Uno sciopero non autorizzato ma programmato quello di ieri nella regione nordoccidentale di Rustenburg, a ridosso di Johannesburg. Migliaia di minatori hanno incrociato le braccia rifiutandosi di scendere nelle miniere della britannica Lonmin, terzo produttore mondiale di platino. Dalle prime ore della mattina, al grido di «Abbasso il Num» e armati di bastoni hanno marciato verso la collina nei pressi di Marikana prima di riunirsi nello stadio vicino in attesa dei rappresentanti sindacali.

Verso sera, su invito di uno degli organizzatori avrebbero lasciato il posto ripromettendosi di tornare oggi, in un clima di alta tensione e di minacce rivolte contro quelli che si presenteranno invece al lavoro apostrofati in Zulu «ratti». Intimidazioni e rabbia che agitano lo spettro di altre violenze e la paura di sanguinosi disordini, sempre latenti e mai del tutto sopiti nella regione mineraria sudafricana delle multinazionali del platino, teatro lo scorso anno di scioperi selvaggi sfociati nel più brutale scontro con la polizia dalla fine dell’apartheid.

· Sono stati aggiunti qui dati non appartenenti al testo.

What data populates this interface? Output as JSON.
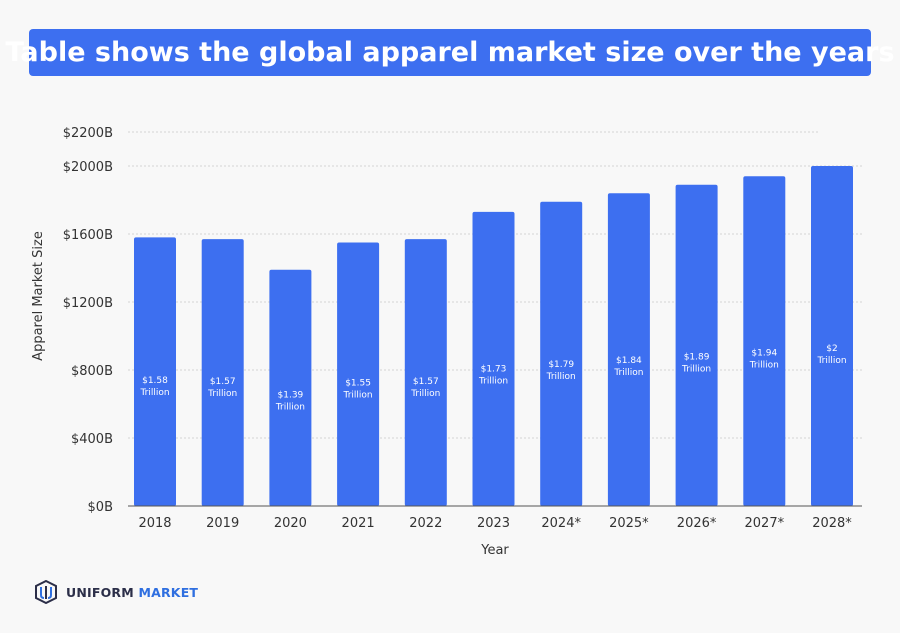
{
  "colors": {
    "bar": "#3d6ff0",
    "banner": "#3d6ff0",
    "background": "#f8f8f8",
    "logo_accent": "#2f6fe0"
  },
  "chart_data": {
    "type": "bar",
    "title": "Table shows the global apparel market size over the years",
    "xlabel": "Year",
    "ylabel": "Apparel Market Size",
    "ylim": [
      0,
      2200
    ],
    "yticks": [
      0,
      400,
      800,
      1200,
      1600,
      2000,
      2200
    ],
    "ytick_labels": [
      "$0B",
      "$400B",
      "$800B",
      "$1200B",
      "$1600B",
      "$2000B",
      "$2200B"
    ],
    "grid": true,
    "categories": [
      "2018",
      "2019",
      "2020",
      "2021",
      "2022",
      "2023",
      "2024*",
      "2025*",
      "2026*",
      "2027*",
      "2028*"
    ],
    "values": [
      1580,
      1570,
      1390,
      1550,
      1570,
      1730,
      1790,
      1840,
      1890,
      1940,
      2000
    ],
    "data_labels": [
      [
        "$1.58",
        "Trillion"
      ],
      [
        "$1.57",
        "Trillion"
      ],
      [
        "$1.39",
        "Trillion"
      ],
      [
        "$1.55",
        "Trillion"
      ],
      [
        "$1.57",
        "Trillion"
      ],
      [
        "$1.73",
        "Trillion"
      ],
      [
        "$1.79",
        "Trillion"
      ],
      [
        "$1.84",
        "Trillion"
      ],
      [
        "$1.89",
        "Trillion"
      ],
      [
        "$1.94",
        "Trillion"
      ],
      [
        "$2",
        "Trillion"
      ]
    ]
  },
  "logo": {
    "word1": "UNIFORM",
    "word2": "MARKET"
  }
}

Almeno 34 furono i morti in quello noto come “massacro di Marikana” e su cui è in corso l’indagine di una commissione d’inchiesta governativa. Benché non siano del tutto chiare le ragioni di questo ennesimo sciopero selvaggio, molto presumibilmente a scatenare la rabbia dei lavoratori pare sia stata l’uccisione tre giorni fa di un sindacalista dell’Association of Mineworkers and Construction Union (Amcu) che avrebbe dovuto essere ascoltato il giorno dopo come testimone dalla commissione governativa d’inchiesta sulle violenze di Marikana.

A rendere più incandescente la situazione, infatti, la lotta intestina esplosa già nel 2012 tra il National Union of Mine Workers (Num), il sindacato storico del settore e alleato politico dell’African National Congress (Anc) – partito di governo dal 1994 – e il più radicale Amcu riconosciuto al momento come il sindacato maggioritario all’interno della Lonmin, dopo che in migliaia nel 2012 hanno lasciato il Num per passare tra le sue file. E proprio contro i sostenitori del Num si erano scagliate nei giorni scorsi le accuse dei vertici dell’AMcu per l’omicidio del rappresentante sindacale.

Lo sciopero di ieri e il taglio dei 6.000 posti di lavoro annunciato venerdì scorso dall’Anglo American Platinum mettono sotto scacco l’Anc, già al centro di pesanti critiche per la gestione della crisi dello scorso anno e per l’incapacità, diciannove anni dopo la fine dell’apartheid, di affrontare importanti emergenze sociali. Intanto, il portavoce della Lonmin, Sue Vey, ha invitato i minatori a riprendere le attività aggiungendo che la continuazione delle proteste metterà inevitabilmente a rischio ulteriori posti di lavoro oltre ad avere gravi ripercussioni sull’azienda.

Lo sciopero è scoppiato mentre a Londra si svolge l’evento annuale del Platinum Week tra dirigenti e analisti del settore, e una settimana dopo le dichiarazioni dell’amministratore delegato della Lonmin, Simon Scott che ha invitato i sindacati a frenare le aspettative per le ormai prossime trattative salariali. «Anche se i risultati stanno registrando miglioramenti significativi rispetto allo scorso anno, questo non è ancora un settore che sta facendo un sacco di soldi», avrebbe detto Scott alla Reuters. La realtà spesso ignorata è che le rivolte e le inquietudini in questo come in altri settori sono fortemente radicate nelle evidenti disparità di reddito e nei salari bassi di una forza lavoro che è in gran parte semianalfabeta e vittima oltreché delle logiche di mercato anche delle forti rivalità sindacali.